PJR your last paragraph leaves me both confused and intrigued. Since I don’t know anyone else off hand that actually reads national income tables maybe we could spare everyone some eye glazing talk and continue this offline.
I just set up a new e-mail solely devoted to social security stuff and was insufferably pleased to find out that SocSec.Defender at GMail was up for grabbing. So if you are still reading this thread or heck anyone wants to talk about the crazy world of DebtDeficitUnfundedLiabilityOnBudgetAnalytic Perspective feel free to e-mail. In particular I would like to nail down the treatment of Trust Fund interest. Because counterintuitive doesn’t begin to capture it. It wasn’t hard a few years ago when all such interest was retained at least on net between the two Trust Funds, but now that the combined Trust Funds are cash flow negative things got wacky indeed.
I have got a head for numbers and excellent reading skills but I am neither an economist or a bookkeeper which fact becomes all too obvious sometimes. At least to me. So I am happy to take an assist from people who know stuff.
And to Nancy’s point.
While Alice Rivlin’s actual views may be as Randian as they come she is routinely called “Even sensible centrist Democrat Alice—-“
Can you say ‘Overton Window?’ Well yes you can.
I am old enough to remember whenNew Deal Liberals consciously distanced themselves from the DFH New Left. Now me Che and Emmanuel Cleaver are seen as being indistinguishable by Rivlin et al. Just redistributionist Commies.
‘s okay Bruce
sometimes I give unsolicited advice to my friends on the left about how to actually win a fight, and now they treat me like a Randian, if not actual traitor to the Revolution.
as for reading national income tables, don’t count on me. i have been desperately trying to avoid having to.
i know what hay is. and i don’t have to follow all the biochemical equations to understand what comes out the other end, when i am standing in it, pitchfork in hand, and only two hours to move it out of the barn before it is too dark to see.

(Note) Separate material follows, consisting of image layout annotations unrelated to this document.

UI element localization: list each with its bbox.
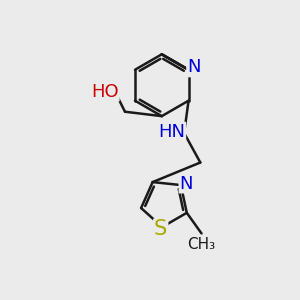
Text: CH₃: CH₃ (188, 237, 216, 252)
Text: HN: HN (158, 123, 185, 141)
Text: S: S (154, 219, 167, 239)
Text: N: N (187, 58, 201, 76)
Text: N: N (179, 175, 193, 193)
Text: HO: HO (91, 83, 119, 101)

Dale I guess I need to ruminate on that one.
On the other hand my grandpa was a H.S. ag teacher graduate of Purdue and prolly had a good sense of the process from hay to rumen to cow pie. Sometimes important when it comes time to administer the bolus.
When the bad guys try to convince you the manure still smells like lilacs you might want to reexamine the ‘supply chain’ to see where the magic happened. Because sometimes calling ‘Bullshit!!’ doesn’t suffice.
I am hoping you will do that for us.